In the very limited time I used typst it has been pretty amazing, but imho there is one missing feature that a LaTeX successor, but even more so, templating engine should have.
Come up or adapt a format, that can defer certain styling decisions to the consumer of the document. Stuff like, font, font size, line spacing, citation style, double or single column, numeration style, etc.
On a different note, we got to find a better way to exchange data than pdf reports. In my totally made up estimation about 10% of development time for enterprise software is spend on variations of these pdf templating tools and another 20% on extracting data from such generated pdfs.
You can do that in a couple different ways in Typst. First, if the user passes content into the template, then it's the user's content that ultimately gets to choose its styling. That is, there are three places that a style can be set:
1. In the content passed that the user passes to the template
2. In the template itself
3. By the user, outside the template
They take priority in that order.
OTOH, if the template really wants control, it can take optional styling arguments with defaults, and do as it likes with them. And if it wants content from the user that the user doesn't get to style, it can take that content as a string.

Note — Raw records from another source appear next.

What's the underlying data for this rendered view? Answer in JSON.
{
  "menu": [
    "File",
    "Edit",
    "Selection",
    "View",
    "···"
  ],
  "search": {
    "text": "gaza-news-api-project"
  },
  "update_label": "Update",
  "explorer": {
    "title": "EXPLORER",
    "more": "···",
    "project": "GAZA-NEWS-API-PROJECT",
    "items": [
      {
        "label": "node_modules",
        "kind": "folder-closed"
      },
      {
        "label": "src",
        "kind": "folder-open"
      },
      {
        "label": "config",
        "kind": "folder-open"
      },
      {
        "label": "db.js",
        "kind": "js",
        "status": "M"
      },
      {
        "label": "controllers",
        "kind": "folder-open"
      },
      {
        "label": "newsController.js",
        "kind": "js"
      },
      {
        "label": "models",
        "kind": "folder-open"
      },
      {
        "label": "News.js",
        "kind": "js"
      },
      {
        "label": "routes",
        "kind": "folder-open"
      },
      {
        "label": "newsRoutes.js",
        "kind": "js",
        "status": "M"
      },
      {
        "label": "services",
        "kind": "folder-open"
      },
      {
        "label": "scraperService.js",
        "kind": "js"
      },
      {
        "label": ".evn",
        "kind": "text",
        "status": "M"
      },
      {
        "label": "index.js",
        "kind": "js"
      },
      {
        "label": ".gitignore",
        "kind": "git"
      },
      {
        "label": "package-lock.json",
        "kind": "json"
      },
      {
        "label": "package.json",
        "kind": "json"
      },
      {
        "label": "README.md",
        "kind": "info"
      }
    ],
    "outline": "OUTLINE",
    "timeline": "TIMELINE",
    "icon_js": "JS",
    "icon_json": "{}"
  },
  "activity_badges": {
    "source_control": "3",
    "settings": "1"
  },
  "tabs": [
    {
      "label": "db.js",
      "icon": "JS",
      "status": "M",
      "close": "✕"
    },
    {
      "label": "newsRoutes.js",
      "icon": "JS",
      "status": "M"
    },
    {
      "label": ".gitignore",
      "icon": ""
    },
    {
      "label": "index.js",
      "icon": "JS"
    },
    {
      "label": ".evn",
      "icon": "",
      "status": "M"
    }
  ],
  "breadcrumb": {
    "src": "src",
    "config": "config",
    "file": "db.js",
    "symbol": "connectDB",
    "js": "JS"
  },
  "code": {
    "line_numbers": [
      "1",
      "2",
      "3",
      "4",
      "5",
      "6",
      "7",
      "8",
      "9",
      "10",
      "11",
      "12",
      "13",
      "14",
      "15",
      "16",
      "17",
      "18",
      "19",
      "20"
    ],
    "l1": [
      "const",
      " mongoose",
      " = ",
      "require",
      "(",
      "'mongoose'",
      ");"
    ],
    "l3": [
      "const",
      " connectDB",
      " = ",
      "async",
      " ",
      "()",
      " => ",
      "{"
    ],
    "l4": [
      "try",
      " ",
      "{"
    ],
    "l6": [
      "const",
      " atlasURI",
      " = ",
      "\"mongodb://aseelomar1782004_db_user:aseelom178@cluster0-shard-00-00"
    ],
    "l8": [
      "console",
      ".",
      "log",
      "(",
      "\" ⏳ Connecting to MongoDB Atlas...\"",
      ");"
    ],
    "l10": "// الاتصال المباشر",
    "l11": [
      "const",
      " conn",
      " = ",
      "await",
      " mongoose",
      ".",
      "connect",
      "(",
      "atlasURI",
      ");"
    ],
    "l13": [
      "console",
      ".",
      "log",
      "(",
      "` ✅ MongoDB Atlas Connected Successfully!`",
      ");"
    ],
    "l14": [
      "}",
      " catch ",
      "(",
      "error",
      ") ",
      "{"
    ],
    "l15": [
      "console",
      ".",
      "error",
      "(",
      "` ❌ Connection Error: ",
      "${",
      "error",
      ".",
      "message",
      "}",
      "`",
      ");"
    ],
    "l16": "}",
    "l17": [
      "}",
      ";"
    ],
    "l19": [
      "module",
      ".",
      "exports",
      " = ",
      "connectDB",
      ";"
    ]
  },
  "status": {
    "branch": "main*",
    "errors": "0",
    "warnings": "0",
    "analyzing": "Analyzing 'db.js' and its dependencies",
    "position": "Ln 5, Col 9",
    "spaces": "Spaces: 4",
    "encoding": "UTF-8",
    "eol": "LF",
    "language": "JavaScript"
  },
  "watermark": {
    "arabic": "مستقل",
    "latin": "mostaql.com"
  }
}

> Come up or adapt a format, that can defer certain styling decisions to the consumer of the document. Stuff like, font, font size, line spacing, citation style, double or single column, numeration style, etc.
We have that, it's called HTML. The use case is quite different from PDF though.
That was exactly my reaction after stumbling upon https://typst.app/universe/package/modern-cv/ I just want a replacement for ModernCV, not downloading MBs of fonts I don't want to use.
You can embed attachments in PDFs. This way you could include CSV or JSON files into your PDF report. For a quick way doing it with CLI see `qpdf --help=add-attachment`
There is no universally correct layouting. I for one absolutely detest epub versions of scientific books. Even if they are the official variant and not a generated one from some other format that understandably sucks, diagrams will be all around and I have to go back and forth and lose context. PDFs for all their shortcomings are a godsend and they do their single job perfectly. I much rather zoom in on my phone to a paragraph than look at a badly placed diagram taking up half a page in an unrelated context.
On a different note, we got to find a better way to exchange data than pdf reports. In my totally made up estimation about 10% of development time for enterprise software is spend on variations of these pdf templating tools and another 20% on extracting data from such generated pdfs.